All eyes are on Wednesday. South Africa reports the August Consumer Price Index (CPI) with the headline figure expected to increase slightly to 4.8% YoY, while the core inflation rate is anticipated to remain stable at 4.7% YoY. Retail Sales from July are expected to come in at -1.0% YoY, compared to the 0.9% YoY decrease in June. Regarding the South African Reserve Bank meeting on Thursday, the decision will likely be to maintain its interest rates at 8.25% despite some previous expectations of a hike. As for now, for the next twelve years, markets aren’t foreseeing any hikes and discounts that the bank will maintain rates at 8.25%.
On the Fed’s side, Markets expect the bank to keep rates steady at 5.25-5.50%, but Chair Powell will likely show a hawkish tone and signal future rate hikes which could benefit the USD. Strong US economic performance, especially in services, and a mixed labour market suggest the Fed may leave room for one more hike to curb inflation risks.

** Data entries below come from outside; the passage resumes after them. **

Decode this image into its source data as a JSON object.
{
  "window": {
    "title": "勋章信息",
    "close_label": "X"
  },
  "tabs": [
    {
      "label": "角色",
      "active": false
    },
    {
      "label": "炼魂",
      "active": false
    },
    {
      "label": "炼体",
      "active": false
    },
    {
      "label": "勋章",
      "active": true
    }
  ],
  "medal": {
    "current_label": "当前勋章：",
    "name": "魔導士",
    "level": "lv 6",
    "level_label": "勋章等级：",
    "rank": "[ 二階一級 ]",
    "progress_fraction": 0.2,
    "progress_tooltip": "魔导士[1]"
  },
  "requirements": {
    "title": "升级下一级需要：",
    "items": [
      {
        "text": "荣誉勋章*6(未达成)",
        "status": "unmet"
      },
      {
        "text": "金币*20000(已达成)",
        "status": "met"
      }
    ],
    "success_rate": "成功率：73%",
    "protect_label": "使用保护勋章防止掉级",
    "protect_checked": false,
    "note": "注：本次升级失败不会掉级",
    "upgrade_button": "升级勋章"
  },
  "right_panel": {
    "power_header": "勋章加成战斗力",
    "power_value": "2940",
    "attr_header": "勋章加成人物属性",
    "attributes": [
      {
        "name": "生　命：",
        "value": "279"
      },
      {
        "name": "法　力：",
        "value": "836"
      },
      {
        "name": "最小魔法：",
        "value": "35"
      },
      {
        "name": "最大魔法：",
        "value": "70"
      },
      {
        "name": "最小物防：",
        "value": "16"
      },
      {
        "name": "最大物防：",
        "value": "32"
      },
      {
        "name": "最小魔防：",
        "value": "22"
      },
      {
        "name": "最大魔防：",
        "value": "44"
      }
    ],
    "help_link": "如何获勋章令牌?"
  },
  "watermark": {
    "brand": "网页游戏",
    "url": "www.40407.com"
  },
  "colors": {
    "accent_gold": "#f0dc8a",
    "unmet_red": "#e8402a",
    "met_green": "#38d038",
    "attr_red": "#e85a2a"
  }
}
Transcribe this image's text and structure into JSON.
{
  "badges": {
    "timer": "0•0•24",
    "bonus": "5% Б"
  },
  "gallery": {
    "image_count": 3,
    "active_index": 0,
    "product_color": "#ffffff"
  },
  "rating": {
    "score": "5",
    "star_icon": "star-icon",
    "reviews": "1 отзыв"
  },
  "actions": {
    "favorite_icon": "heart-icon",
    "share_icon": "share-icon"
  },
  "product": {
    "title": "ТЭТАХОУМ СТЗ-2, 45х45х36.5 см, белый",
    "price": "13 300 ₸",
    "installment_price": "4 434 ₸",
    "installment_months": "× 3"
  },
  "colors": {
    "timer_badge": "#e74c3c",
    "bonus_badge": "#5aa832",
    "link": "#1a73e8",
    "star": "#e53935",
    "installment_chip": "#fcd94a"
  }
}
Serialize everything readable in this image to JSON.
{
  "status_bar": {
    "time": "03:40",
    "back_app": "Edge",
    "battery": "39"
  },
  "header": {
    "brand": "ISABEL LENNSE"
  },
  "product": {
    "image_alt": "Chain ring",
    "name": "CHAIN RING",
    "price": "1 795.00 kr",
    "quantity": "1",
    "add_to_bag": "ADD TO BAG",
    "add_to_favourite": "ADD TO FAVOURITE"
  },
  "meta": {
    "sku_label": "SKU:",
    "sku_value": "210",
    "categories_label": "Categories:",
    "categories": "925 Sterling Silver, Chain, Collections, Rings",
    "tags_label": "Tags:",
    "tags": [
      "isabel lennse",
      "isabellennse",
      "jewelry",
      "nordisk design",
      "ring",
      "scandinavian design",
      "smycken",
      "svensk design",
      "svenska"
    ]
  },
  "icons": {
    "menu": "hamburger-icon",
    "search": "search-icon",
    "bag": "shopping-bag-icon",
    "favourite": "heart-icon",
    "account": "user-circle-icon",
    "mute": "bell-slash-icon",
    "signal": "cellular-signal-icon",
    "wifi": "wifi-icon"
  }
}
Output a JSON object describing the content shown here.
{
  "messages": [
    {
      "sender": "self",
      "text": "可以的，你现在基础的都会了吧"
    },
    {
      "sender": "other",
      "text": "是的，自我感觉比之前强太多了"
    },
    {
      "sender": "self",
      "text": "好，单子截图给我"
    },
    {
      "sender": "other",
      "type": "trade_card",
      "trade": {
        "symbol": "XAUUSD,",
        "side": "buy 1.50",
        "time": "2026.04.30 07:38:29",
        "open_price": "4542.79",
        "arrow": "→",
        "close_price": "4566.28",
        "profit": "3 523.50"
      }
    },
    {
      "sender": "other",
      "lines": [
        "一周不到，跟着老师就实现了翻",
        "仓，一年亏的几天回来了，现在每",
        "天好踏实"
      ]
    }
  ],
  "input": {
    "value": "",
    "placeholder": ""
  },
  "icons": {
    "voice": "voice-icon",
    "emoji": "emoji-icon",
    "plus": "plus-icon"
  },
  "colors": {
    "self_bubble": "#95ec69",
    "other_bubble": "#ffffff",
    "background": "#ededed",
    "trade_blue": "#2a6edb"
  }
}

The daily chart shows signs of bullish exhaustion for USD/ZAR. The Relative Strength Index (RSI) indicates a neutral stance above its midline, displaying a flat slope in the positive territory, while the Moving Average Convergence (MACD) presents neutral red bars. On the bigger picture, the pair is above the 20,100,200-day Simple Moving Average (SMA), suggesting that the bears are struggling to challenge the overall bullish trend.
Support levels: 18.880 (20-day SMA), 18.728 (100-day SMA). 18.500.
Resistance levels: 19.000, 19.050, 19.150.